In answer to sirs' last post and without any cutting and pasting - - I think most of his argument depends on the concept of "targeting." The Americans can kill a hundred thousand Iraqis, but if those 100,000 were "collateral damage" rather than deliberately targeted, this kinda lets them off the hook. If the Iraqi Resistance kills 40,000 targeted Iraqis, this makes them [the Resistance fighters] a lot worse than the killers of the 100,000 not-targeted people.

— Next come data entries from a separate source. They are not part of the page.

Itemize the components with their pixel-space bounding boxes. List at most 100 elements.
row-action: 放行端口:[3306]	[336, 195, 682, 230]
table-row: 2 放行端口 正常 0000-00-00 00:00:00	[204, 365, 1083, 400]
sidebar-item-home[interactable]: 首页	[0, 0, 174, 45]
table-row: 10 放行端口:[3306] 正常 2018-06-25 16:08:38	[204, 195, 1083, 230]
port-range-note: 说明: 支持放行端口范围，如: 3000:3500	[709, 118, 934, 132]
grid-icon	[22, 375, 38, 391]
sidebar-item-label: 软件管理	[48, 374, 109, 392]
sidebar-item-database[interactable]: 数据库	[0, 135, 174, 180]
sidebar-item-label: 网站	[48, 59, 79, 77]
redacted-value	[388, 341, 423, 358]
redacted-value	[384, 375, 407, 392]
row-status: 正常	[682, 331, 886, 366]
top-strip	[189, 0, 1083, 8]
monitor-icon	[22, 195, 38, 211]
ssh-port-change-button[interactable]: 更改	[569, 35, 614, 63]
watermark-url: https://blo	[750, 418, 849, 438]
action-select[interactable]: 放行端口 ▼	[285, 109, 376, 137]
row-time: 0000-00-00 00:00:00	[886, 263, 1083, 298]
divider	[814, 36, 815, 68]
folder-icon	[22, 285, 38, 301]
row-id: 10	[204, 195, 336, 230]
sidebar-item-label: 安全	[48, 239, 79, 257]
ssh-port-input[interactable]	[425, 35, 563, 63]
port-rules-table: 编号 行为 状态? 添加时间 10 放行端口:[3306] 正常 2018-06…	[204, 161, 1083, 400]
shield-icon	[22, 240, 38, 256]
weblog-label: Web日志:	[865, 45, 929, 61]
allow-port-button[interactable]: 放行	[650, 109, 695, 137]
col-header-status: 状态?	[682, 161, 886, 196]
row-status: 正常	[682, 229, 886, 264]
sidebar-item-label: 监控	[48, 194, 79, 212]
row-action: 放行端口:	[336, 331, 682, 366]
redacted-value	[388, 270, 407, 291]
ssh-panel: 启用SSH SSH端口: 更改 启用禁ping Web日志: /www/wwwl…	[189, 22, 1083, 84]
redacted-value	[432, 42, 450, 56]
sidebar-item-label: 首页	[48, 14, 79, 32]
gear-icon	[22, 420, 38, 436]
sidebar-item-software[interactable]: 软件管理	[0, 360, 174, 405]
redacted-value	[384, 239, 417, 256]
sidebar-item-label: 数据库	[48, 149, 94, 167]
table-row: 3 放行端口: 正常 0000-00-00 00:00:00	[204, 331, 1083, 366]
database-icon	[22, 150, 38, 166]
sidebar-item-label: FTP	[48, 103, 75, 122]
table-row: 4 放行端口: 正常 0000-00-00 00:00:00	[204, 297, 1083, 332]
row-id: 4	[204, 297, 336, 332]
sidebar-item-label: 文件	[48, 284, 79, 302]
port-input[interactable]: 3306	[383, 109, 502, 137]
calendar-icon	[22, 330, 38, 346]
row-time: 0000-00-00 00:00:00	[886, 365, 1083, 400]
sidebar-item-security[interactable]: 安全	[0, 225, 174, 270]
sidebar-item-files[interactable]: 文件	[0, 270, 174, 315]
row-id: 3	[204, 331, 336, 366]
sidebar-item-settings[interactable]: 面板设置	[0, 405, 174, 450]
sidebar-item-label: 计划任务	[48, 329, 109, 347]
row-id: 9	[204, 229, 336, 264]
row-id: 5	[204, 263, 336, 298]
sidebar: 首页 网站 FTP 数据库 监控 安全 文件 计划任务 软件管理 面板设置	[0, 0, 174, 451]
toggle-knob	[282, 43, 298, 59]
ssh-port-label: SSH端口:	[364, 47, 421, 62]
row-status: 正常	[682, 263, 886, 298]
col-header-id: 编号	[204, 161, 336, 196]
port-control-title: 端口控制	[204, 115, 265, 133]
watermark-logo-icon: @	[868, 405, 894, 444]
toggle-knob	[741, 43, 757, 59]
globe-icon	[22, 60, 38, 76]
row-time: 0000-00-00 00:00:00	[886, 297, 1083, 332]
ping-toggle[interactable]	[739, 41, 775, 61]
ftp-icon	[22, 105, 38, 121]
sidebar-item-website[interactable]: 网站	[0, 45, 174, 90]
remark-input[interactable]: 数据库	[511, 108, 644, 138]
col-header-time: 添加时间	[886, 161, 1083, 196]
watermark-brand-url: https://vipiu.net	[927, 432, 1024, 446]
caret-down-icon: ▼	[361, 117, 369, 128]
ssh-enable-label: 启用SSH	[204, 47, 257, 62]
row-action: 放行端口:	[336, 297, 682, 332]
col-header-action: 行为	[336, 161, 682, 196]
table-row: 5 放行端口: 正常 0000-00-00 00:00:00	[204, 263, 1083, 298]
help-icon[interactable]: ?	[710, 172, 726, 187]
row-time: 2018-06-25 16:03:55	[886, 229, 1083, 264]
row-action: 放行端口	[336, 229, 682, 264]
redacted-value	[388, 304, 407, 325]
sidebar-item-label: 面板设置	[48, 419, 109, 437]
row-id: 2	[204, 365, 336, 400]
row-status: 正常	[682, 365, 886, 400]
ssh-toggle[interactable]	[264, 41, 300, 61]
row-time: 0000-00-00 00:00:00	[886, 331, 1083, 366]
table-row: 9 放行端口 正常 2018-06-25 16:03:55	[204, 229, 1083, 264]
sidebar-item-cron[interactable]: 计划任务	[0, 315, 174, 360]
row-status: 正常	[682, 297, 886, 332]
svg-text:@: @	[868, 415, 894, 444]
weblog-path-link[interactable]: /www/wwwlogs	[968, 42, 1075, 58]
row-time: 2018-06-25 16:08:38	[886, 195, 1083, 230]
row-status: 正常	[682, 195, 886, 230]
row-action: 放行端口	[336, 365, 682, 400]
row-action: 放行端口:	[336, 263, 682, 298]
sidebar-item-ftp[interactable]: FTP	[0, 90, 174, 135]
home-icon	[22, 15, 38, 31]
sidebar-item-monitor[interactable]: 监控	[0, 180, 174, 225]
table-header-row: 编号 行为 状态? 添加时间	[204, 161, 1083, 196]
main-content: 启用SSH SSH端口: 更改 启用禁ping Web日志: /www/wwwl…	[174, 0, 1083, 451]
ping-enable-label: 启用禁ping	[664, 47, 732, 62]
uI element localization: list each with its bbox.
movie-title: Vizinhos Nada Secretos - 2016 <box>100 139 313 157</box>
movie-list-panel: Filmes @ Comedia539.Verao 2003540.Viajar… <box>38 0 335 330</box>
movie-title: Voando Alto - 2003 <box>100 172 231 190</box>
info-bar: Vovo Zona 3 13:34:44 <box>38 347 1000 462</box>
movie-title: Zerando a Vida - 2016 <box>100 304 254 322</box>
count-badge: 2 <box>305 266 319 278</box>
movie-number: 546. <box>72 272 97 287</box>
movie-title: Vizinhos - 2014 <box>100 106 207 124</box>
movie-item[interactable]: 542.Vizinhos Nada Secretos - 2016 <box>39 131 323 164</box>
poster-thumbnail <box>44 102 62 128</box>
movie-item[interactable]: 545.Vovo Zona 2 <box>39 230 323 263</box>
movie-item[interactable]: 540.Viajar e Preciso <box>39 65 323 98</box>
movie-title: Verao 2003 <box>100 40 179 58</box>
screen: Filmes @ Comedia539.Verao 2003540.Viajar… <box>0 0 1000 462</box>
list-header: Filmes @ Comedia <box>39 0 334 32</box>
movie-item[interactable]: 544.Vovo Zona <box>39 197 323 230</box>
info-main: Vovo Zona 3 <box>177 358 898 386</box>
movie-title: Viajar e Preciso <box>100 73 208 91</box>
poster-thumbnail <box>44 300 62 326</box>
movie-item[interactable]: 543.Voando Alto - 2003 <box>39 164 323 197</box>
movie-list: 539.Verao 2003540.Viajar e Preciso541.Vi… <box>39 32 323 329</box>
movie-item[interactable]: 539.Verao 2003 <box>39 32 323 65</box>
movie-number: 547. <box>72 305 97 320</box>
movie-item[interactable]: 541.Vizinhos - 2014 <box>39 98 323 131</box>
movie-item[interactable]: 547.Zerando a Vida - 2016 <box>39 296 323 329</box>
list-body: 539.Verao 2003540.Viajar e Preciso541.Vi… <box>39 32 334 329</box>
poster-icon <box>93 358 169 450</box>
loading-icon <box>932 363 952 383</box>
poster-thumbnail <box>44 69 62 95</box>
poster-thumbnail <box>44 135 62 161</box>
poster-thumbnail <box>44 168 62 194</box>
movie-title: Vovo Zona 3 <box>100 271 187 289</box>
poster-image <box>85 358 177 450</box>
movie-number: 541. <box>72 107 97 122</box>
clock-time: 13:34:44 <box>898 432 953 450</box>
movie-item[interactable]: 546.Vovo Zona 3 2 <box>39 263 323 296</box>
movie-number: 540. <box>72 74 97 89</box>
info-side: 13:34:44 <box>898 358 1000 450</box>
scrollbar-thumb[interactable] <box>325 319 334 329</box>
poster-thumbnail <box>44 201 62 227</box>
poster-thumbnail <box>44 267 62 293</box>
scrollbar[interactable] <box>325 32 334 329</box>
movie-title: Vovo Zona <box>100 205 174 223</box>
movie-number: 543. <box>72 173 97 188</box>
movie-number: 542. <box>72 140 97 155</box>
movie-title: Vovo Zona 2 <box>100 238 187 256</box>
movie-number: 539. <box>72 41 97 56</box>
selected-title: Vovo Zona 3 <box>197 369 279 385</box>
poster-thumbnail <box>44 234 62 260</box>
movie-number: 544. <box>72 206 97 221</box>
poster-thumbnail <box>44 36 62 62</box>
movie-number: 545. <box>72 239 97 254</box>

That argument, IMHO, might have some application if the Iraqis had launched a war of aggression against America. I know, regarding the Germans and Japs, I don't give a shit how many millions of them were killed. Considering the atrocities their armies committed, considering that they started the war in the first place, not only were their casualties well-deserved and fully justified, I actually feel it's a crying shame that there weren't a whole lot more. However, those considerations do not apply when the victims of the bombing did not start the war in the first place. They are doubly victimized, first as being warred on without provocation and secondly by the actual killing and maiming that they must suffer. For the U.S. to START a war on Iraq, and then say, of the mountains of Iraqi dead, Oh, it's a shame, but nobody targeted them, it was all an accident - - that is just BS.

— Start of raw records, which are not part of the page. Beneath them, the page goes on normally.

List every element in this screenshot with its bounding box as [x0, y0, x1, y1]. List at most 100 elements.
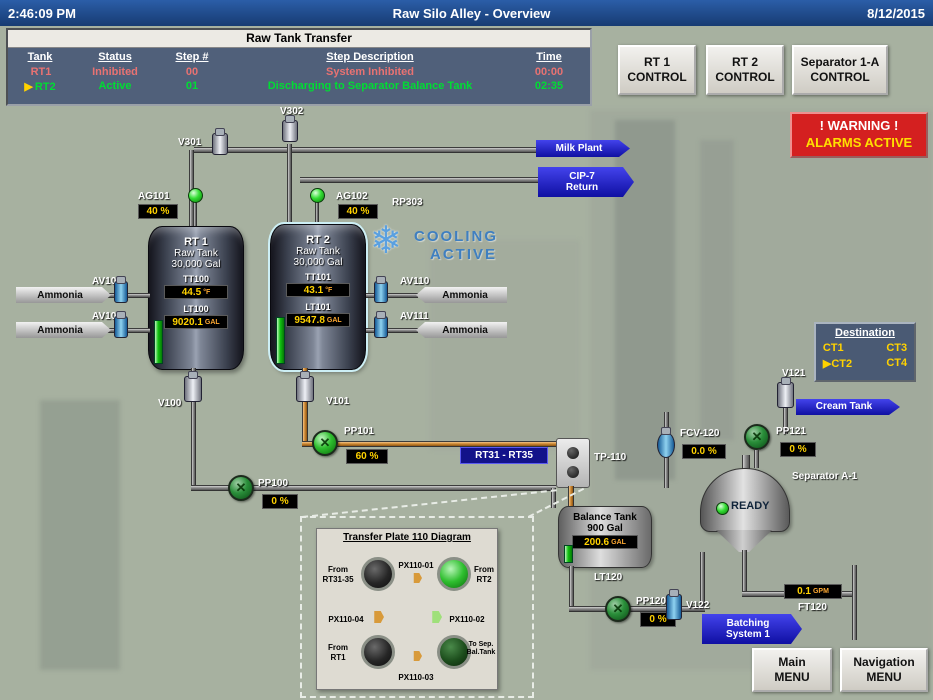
pump-pp121-label: PP121 — [776, 426, 806, 437]
cell-time: 00:00 — [516, 66, 582, 78]
cooling-status-line1: COOLING — [414, 228, 498, 245]
separator-ready-status: READY — [731, 500, 770, 512]
fcv120-value: 0.0 % — [682, 444, 726, 459]
valve-v100[interactable] — [184, 376, 202, 402]
valve-av101[interactable] — [114, 316, 128, 338]
transfer-table-title: Raw Tank Transfer — [8, 30, 590, 48]
batching-system-route-arrow: Batching System 1 — [702, 614, 802, 644]
background-photo-shape — [700, 140, 734, 440]
page-title: Raw Silo Alley - Overview — [76, 6, 867, 21]
pipe — [300, 177, 540, 183]
tank-rt1[interactable]: RT 1 Raw Tank 30,000 Gal TT100 44.5°F LT… — [148, 226, 244, 370]
to-separator-label: To Sep.Bal.Tank — [465, 641, 497, 658]
fcv120-label: FCV-120 — [680, 428, 719, 439]
pump-pp100[interactable] — [228, 475, 254, 501]
pump-pp101-label: PP101 — [344, 426, 374, 437]
valve-av100[interactable] — [114, 281, 128, 303]
from-rt2-label: FromRT2 — [471, 565, 497, 584]
pipe — [754, 450, 759, 468]
lt100-label: LT100 — [183, 304, 208, 314]
hex-port-icon — [429, 611, 442, 623]
cell-step: 01 — [160, 80, 224, 92]
transfer-plate-tp110[interactable] — [556, 438, 590, 488]
port-px110-02-top — [437, 557, 471, 591]
alarm-warning-banner[interactable]: ! WARNING ! ALARMS ACTIVE — [790, 112, 928, 158]
agitator-ag102-run-led — [310, 188, 325, 203]
valve-v122[interactable] — [666, 594, 682, 620]
valve-v302[interactable] — [282, 120, 298, 142]
balance-level-bar — [564, 545, 573, 563]
pipe — [194, 147, 540, 153]
from-rt31-label: FromRT31-35 — [317, 565, 359, 584]
pump-pp101[interactable] — [312, 430, 338, 456]
callout-line — [302, 489, 557, 518]
lt101-value: 9547.8GAL — [286, 313, 350, 327]
rp303-label: RP303 — [392, 197, 423, 208]
plate-port-icon — [567, 466, 579, 478]
plate-diagram-title: Transfer Plate 110 Diagram — [317, 532, 497, 543]
agitator-shaft — [193, 200, 197, 228]
pump-pp100-value: 0 % — [262, 494, 298, 509]
valve-av111-label: AV111 — [400, 311, 429, 322]
col-tank: Tank — [10, 51, 70, 63]
agitator-ag101-value: 40 % — [138, 204, 178, 219]
cell-description: Discharging to Separator Balance Tank — [224, 80, 516, 92]
valve-v121[interactable] — [777, 382, 794, 408]
valve-v101-label: V101 — [326, 396, 349, 407]
separator-control-button[interactable]: Separator 1-A CONTROL — [792, 45, 888, 95]
transfer-plate-diagram: Transfer Plate 110 Diagram FromRT31-35 P… — [316, 528, 498, 690]
tank-rt2[interactable]: RT 2 Raw Tank 30,000 Gal TT101 43.1°F LT… — [270, 224, 366, 370]
table-row: RT1 Inhibited 00 System Inhibited 00:00 — [8, 65, 590, 79]
valve-av111[interactable] — [374, 316, 388, 338]
valve-v301-label: V301 — [178, 137, 201, 148]
main-menu-button[interactable]: Main MENU — [752, 648, 832, 692]
hmi-screen: 2:46:09 PM Raw Silo Alley - Overview 8/1… — [0, 0, 933, 700]
px110-02-label: PX110-02 — [445, 615, 489, 625]
pump-pp121-value: 0 % — [780, 442, 816, 457]
table-row: ▶RT2 Active 01 Discharging to Separator … — [8, 79, 590, 93]
pipe — [852, 565, 857, 640]
rt2-control-button[interactable]: RT 2 CONTROL — [706, 45, 784, 95]
px110-01-label: PX110-01 — [395, 561, 437, 571]
cell-status: Active — [70, 80, 160, 92]
background-photo-shape — [40, 400, 120, 670]
lt120-value: 200.6GAL — [572, 535, 638, 549]
balance-tank[interactable]: Balance Tank 900 Gal 200.6GAL — [558, 506, 652, 568]
tt100-value: 44.5°F — [164, 285, 228, 299]
transfer-table-header: Tank Status Step # Step Description Time — [8, 48, 590, 65]
background-photo-shape — [430, 240, 580, 450]
col-step: Step # — [160, 51, 224, 63]
px110-04-label: PX110-04 — [325, 615, 367, 625]
from-rt1-label: FromRT1 — [317, 643, 359, 662]
rt1-level-bar — [154, 320, 163, 364]
milk-plant-route-arrow: Milk Plant — [536, 140, 630, 157]
lt101-label: LT101 — [305, 302, 330, 312]
port-px110-01 — [361, 557, 395, 591]
destination-ct4: CT4 — [886, 357, 907, 370]
plate-port-icon — [567, 447, 579, 459]
cooling-status-line2: ACTIVE — [430, 246, 497, 263]
pump-pp120-label: PP120 — [636, 596, 666, 607]
ammonia-supply-arrow: Ammonia — [416, 287, 507, 303]
pump-pp120[interactable] — [605, 596, 631, 622]
tp110-label: TP-110 — [594, 452, 626, 463]
valve-av110[interactable] — [374, 281, 388, 303]
valve-v101[interactable] — [296, 376, 314, 402]
lt120-label: LT120 — [594, 572, 622, 583]
rt31-rt35-route-tag: RT31 - RT35 — [460, 447, 548, 464]
agitator-ag102-label: AG102 — [336, 191, 368, 202]
rt1-control-button[interactable]: RT 1 CONTROL — [618, 45, 696, 95]
raw-tank-transfer-panel: Raw Tank Transfer Tank Status Step # Ste… — [6, 28, 592, 106]
ammonia-supply-arrow: Ammonia — [16, 287, 111, 303]
separator-ready-led — [716, 502, 729, 515]
cell-tank: RT2 — [35, 81, 56, 93]
destination-ct1: CT1 — [823, 342, 844, 354]
col-description: Step Description — [224, 51, 516, 63]
valve-fcv120[interactable] — [657, 432, 675, 458]
cip7-return-route-arrow: CIP-7 Return — [538, 167, 634, 197]
pump-pp121[interactable] — [744, 424, 770, 450]
valve-v301[interactable] — [212, 133, 228, 155]
pipe — [569, 566, 574, 608]
navigation-menu-button[interactable]: Navigation MENU — [840, 648, 928, 692]
pump-pp100-label: PP100 — [258, 478, 288, 489]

The decision to start the war and the decision to conduct it as it was conducted, those were decisions that carried with them on Day One the certainty that hundreds of thousands of Iraqis would die. Somebody had to know how many million tons of explosives needed to be shipped out, how many aircraft, how many bombs. One way or another that translated into mega-deaths and everyone who had a hand in planning the attack knew that. That none of the deaths was an individually targeted death is a transparent cop-out.